Values and principles#
Operationalising the Turing’s Values in Community Management#
Transparency: Prioritise transparency and clarity in all our communications, collaborations and engagement pathways – this is our responsibility and duty towards each other as peers and the communities we lead.
Leadership: Apply open leadership practices in our community-building processes that encourage our community members to co-create additional knowledge and understanding, and apply that knowledge.
Inclusivity: Embed equity, diversity, inclusion and accessibility (EDIA) approaches in all our work and use community-based knowledge to improve the community or address the identified problem.
Respect: Maintain respectful co-creation processes in the team and the communities by providing clear ways to participate, engage and lead through regular and ongoing opportunities.
Trust: Build trust in the community by making implicit knowledge explicit and providing access to resources that enable everyone to discover, display and directly use their knowledge and skills.
Integrity: Ensure ethical integrity through the involvement of community members, especially those impacted by our work.
RCM Team’s Guiding Principles#
Collaboration: Actively break down silos by enabling knowledge exchange across all projects through collaboration and joint efforts.
Communication: Communicate openly about your project, communities the challenges you are seeking to address and solutions that have emerged.
Professionalisation: Uphold the highest personal and professional standards and share opportunities to co-create knowledge and infrastructure around community management and open research practices as a team.
Open Leadership: Apply open leadership to foster open spaces for community engagement and proactively find opportunities to collaborate with each other in extending the goals and impact of open Research Community Management at the institutional level.
Peer support: Create a supportive and non-judgmental environment to engage each other, celebrate successes, admit errors and draw learnings from each other’s work.
Dealing with Conflict: Be willing to work through conflicts to resolution openly and constructively, as well as manage any relevant conflict of interest effectively.
Principle of change: Embrace the framework of change when responding to the needs of communities and stakeholders:
Change is a fundamental part of growth and effective change must come from within individuals and groups.
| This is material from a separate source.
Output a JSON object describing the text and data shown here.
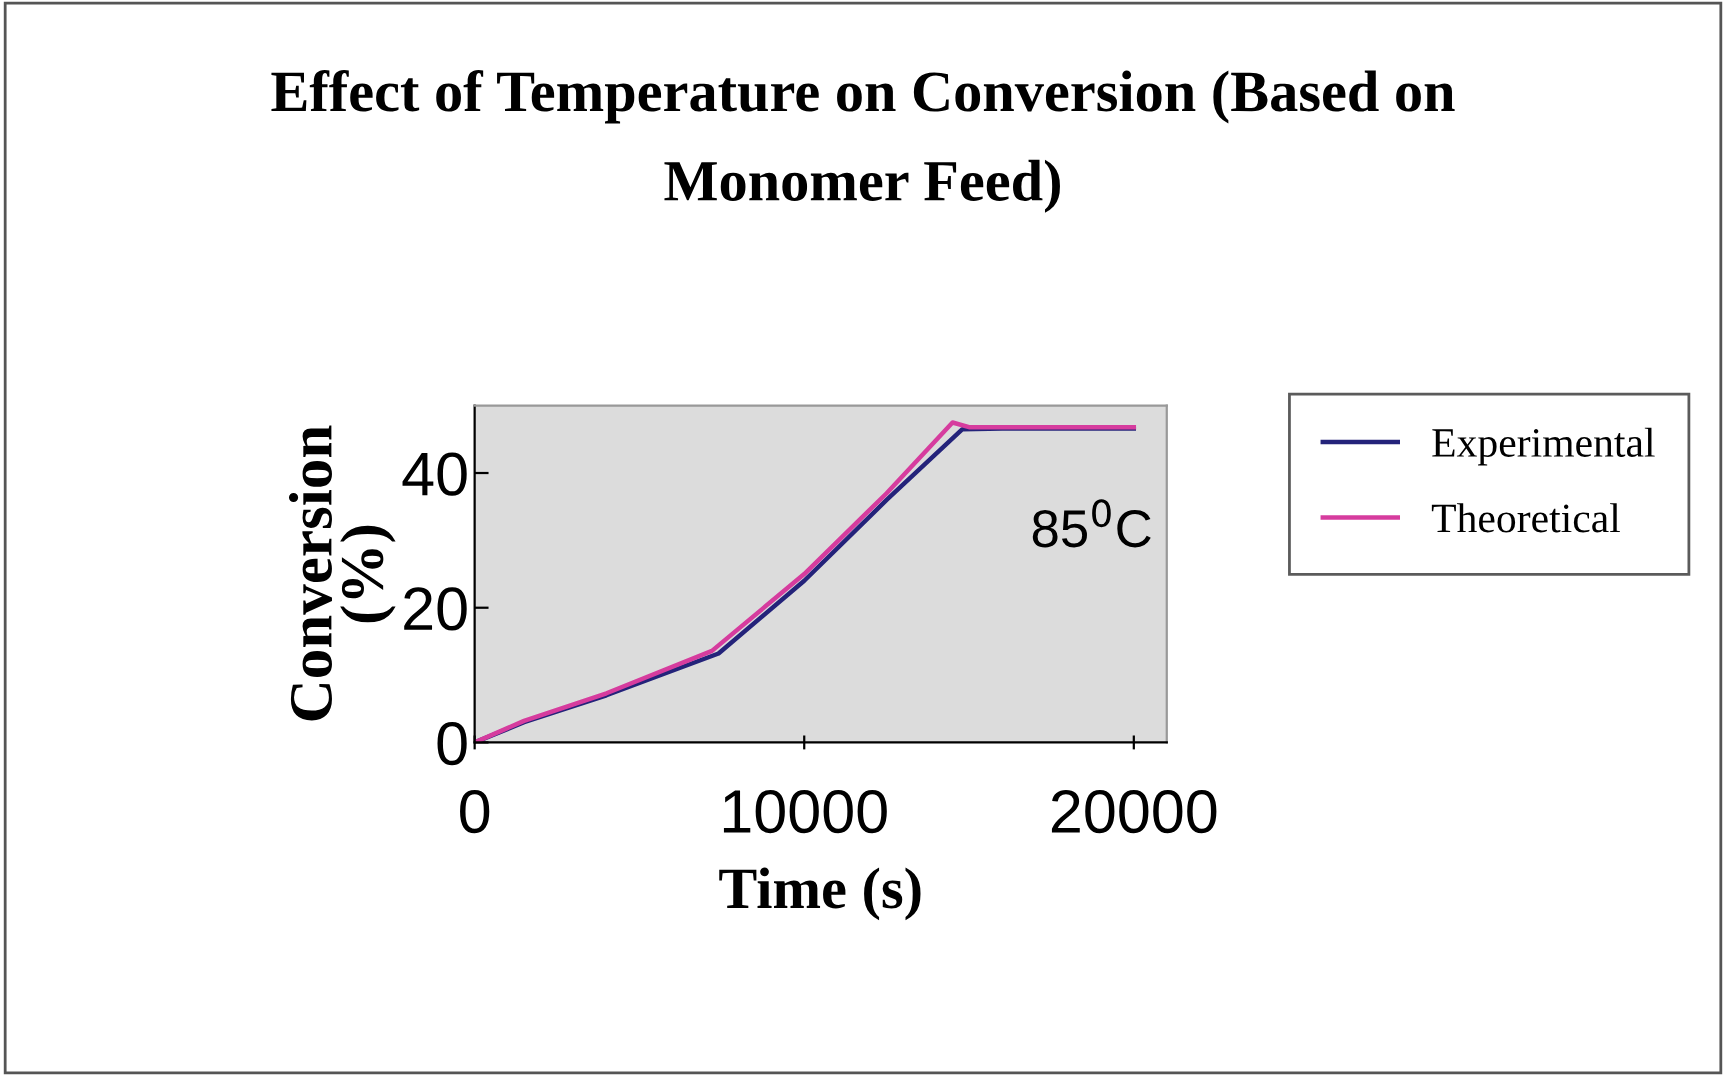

Community engagement/growth starts by first changing ourselves, our attitudes, language and the way we view the world around us.
Communities are most successful when true partnerships exist and power or control is delegated and vested effectively within the community.
References:
Both “Operationalising the Turing’s Values in Community Management” and “RCM Team’s Guiding Principles” draw insights from Bassler, A. et al., Developing Effective Citizen Engagement: A How-to Guide for Community Leaders. Center for Rural Pennsylvania, 2008.
The principle of change is taken from Guiding Principles of Effective Community Engagement by Penn State College of Agricultural Sciences.